Dienstag, 1. März 2011

Uneingetrübte Chorromantik

Clytus Gottwald interpretiert Mahler

Stuttgart - Es war irritierend, Gustav Mahlers musikalisches Psychogramm „Die zwei blauen Augen“ aus den „Liedern eines fahrenden Gesellen“ plötzlich so neutral, so unschuldig, so romantisch zu hören: ohne die reflektierende und analysierende Orchestersprache, die den unverwechselbaren, suggestiven und rätselhaften Mahler-Ton ausmacht. Den vermisste man in fast allen Bearbeitungen von Mahler-Liedern für Chor a cappella, die das SWR-Vokalensemble in der Stuttgarter Gaisburgkirche als Beitrag zum 100. Todestag des Komponisten zur Aufführung brachte.

Eingerichtet hat sie der Stuttgarter Komponist Clytus Gottwald in den Jahren 2008/09. Seine ganz eigene musikalische Handschrift übertünchte dabei die krassen Gegensätze, die die Mahler-Welt vereint, verwandelte diese in eine eher Brahms'sche klangschöne, uneingetrübte Chorromantik, die freilich durch die zeitgemäße Auffächerung in bis zu 16 Stimmen modernisiert erscheint.

Was in Gottwalds Transkriptionen von Schubert-, Schumann- und Wagner-Liedern für Chor seinen ganz eigenen Reiz entwickelt, weil Gottwalds schwebende, schillernd vibrierende Klangwelt deren Sprachen entgegenkommt, nimmt Mahlers Gedichtvertonungen eher ihre typische Expressivität - vor allem wenn es sich um Lieder wie das „Urlicht“, „Es sungen drei Engel“ oder „Wo die schönen Trompeten blasen“ handelt. Dort löst sich die Stimmenvielfalt des Orchesters durch die klangliche Vereinheitlichung im Chor in schönes Wohlgefallen auf. Und die Umarbeitung des berühmten Adagiettos aus Mahlers Fünfter für 16 Stimmen überträgt die dortige Dominanz der Streicher und den fließenden Gestus des Satzes durchaus angemessen, aber die inhaltliche Auffütterung der eigentlich wortlosen Musik mit dem Eichendorff-Gedicht „Im Abendrot“ befremdet dann doch mehr, als sie dem Stück gut tut.
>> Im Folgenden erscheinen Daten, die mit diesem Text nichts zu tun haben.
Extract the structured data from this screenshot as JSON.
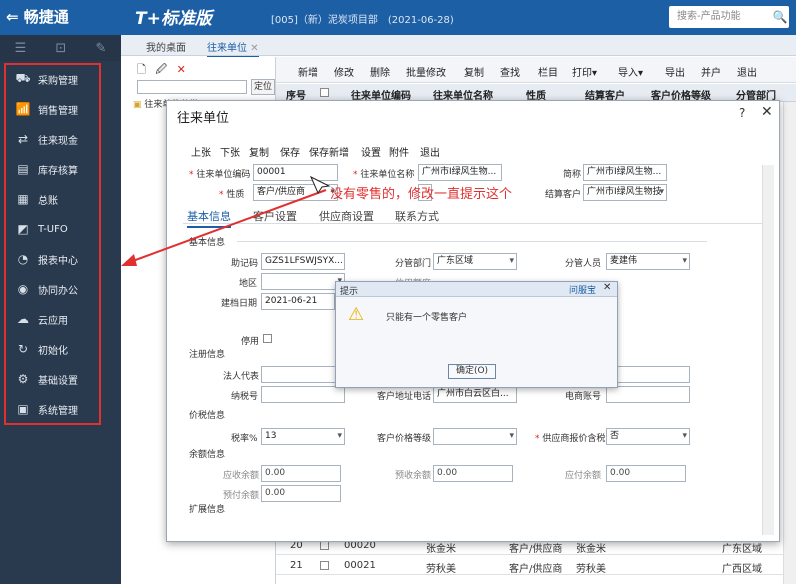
{
  "app": {
    "logo": "畅捷通",
    "title": "T+标准版",
    "account": "[005]（新）泥炭项目部　(2021-06-28)",
    "search_placeholder": "搜索-产品功能"
  },
  "menu": [
    {
      "label": "采购管理",
      "icon": "cart-icon"
    },
    {
      "label": "销售管理",
      "icon": "sales-chart-icon"
    },
    {
      "label": "往来现金",
      "icon": "exchange-icon"
    },
    {
      "label": "库存核算",
      "icon": "warehouse-icon"
    },
    {
      "label": "总账",
      "icon": "ledger-icon"
    },
    {
      "label": "T-UFO",
      "icon": "ufo-icon"
    },
    {
      "label": "报表中心",
      "icon": "pie-chart-icon"
    },
    {
      "label": "协同办公",
      "icon": "collab-icon"
    },
    {
      "label": "云应用",
      "icon": "cloud-icon"
    },
    {
      "label": "初始化",
      "icon": "refresh-icon"
    },
    {
      "label": "基础设置",
      "icon": "settings-icon"
    },
    {
      "label": "系统管理",
      "icon": "system-icon"
    }
  ],
  "tabs": {
    "home": "我的桌面",
    "current": "往来单位"
  },
  "leftpane": {
    "locate_button": "定位",
    "tree_root": "往来单位分类"
  },
  "list_toolbar": [
    "新增",
    "修改",
    "删除",
    "批量修改",
    "复制",
    "查找",
    "栏目",
    "打印▾",
    "导入▾",
    "导出",
    "并户",
    "退出"
  ],
  "list_headers": [
    "序号",
    "往来单位编码",
    "往来单位名称",
    "性质",
    "结算客户",
    "客户价格等级",
    "分管部门"
  ],
  "list_rows": [
    {
      "no": "20",
      "code": "00020",
      "name": "张金米",
      "type": "客户/供应商",
      "settle": "张金米",
      "region": "广东区域"
    },
    {
      "no": "21",
      "code": "00021",
      "name": "劳秋美",
      "type": "客户/供应商",
      "settle": "劳秋美",
      "region": "广西区域"
    }
  ],
  "dialog": {
    "title": "往来单位",
    "toolbar": [
      "上张",
      "下张",
      "复制",
      "保存",
      "保存新增",
      "设置",
      "附件",
      "退出"
    ],
    "top_fields": {
      "code_label": "往来单位编码",
      "code_value": "00001",
      "name_label": "往来单位名称",
      "name_value": "广州市I绿风生物...",
      "short_label": "简称",
      "short_value": "广州市I绿风生物...",
      "type_label": "性质",
      "type_value": "客户/供应商",
      "settle_label": "结算客户",
      "settle_value": "广州市I绿风生物技"
    },
    "tabs": [
      "基本信息",
      "客户设置",
      "供应商设置",
      "联系方式"
    ],
    "sections": {
      "basic": "基本信息",
      "reg": "注册信息",
      "tax": "价税信息",
      "balance": "余额信息",
      "ext": "扩展信息"
    },
    "basic": {
      "mnemonic_label": "助记码",
      "mnemonic_value": "GZS1LFSWJSYX...",
      "dept_label": "分管部门",
      "dept_value": "广东区域",
      "staff_label": "分管人员",
      "staff_value": "麦建伟",
      "area_label": "地区",
      "credit_label": "信用额度",
      "date_label": "建档日期",
      "date_value": "2021-06-21",
      "disabled_label": "停用"
    },
    "reg": {
      "legal_label": "法人代表",
      "taxno_label": "纳税号",
      "addr_label": "客户地址电话",
      "addr_value": "广州市白云区白...",
      "phone_label": "电商账号"
    },
    "tax": {
      "rate_label": "税率%",
      "rate_value": "13",
      "price_label": "客户价格等级",
      "incl_label": "供应商报价含税",
      "incl_value": "否"
    },
    "balance": {
      "ar_label": "应收余额",
      "ar_value": "0.00",
      "pre_recv_label": "预收余额",
      "pre_recv_value": "0.00",
      "ap_label": "应付余额",
      "ap_value": "0.00",
      "prepay_label": "预付余额",
      "prepay_value": "0.00"
    }
  },
  "alert": {
    "title": "提示",
    "help": "问服宝",
    "message": "只能有一个零售客户",
    "ok": "确定(O)"
  },
  "annotation": "没有零售的，修改一直提示这个",
  "colors": {
    "sidebar": "#2a3a4e",
    "brand": "#1d5fa5",
    "annotation": "#e03030",
    "tab_active": "#1d5fa5"
  }
}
Mahlers Wunderhorn-Lied „Scheiden und Meiden“ und „Ich bin der Welt abhanden gekommen“ auf einen Text von Friedrich Rückert mögen sich Gottwalds Eingriffen da schon eher fügen. Besonders letzteres, eine ältere Bearbeitung, überträgt den entrückten, zerbrechlichen, weltenfernen Klangkosmos absolut überzeugend ins rein Chorische. Interessant war es allemal, Gottwalds Mahler-Interpretationen zu folgen, die in der Mitte des Konzerts durch drei Transkriptionen von Liedern der Mahler-Gattin Alma ergänzt wurden - zumal das Vokalensemble unter Leitung ihres künstlerischen Leiters Marcus Creed trotz hohen Krankenstands zu beeindruckender Klangschönheit und -reinheit fand, wenn auch gelegentlich die eine oder andere Einzelstimme etwas zu deutlich zu hören war.

Rezension für die Eßlinger Zeitung vom 1.3.2011. Das Konzert fand statt am 26.3.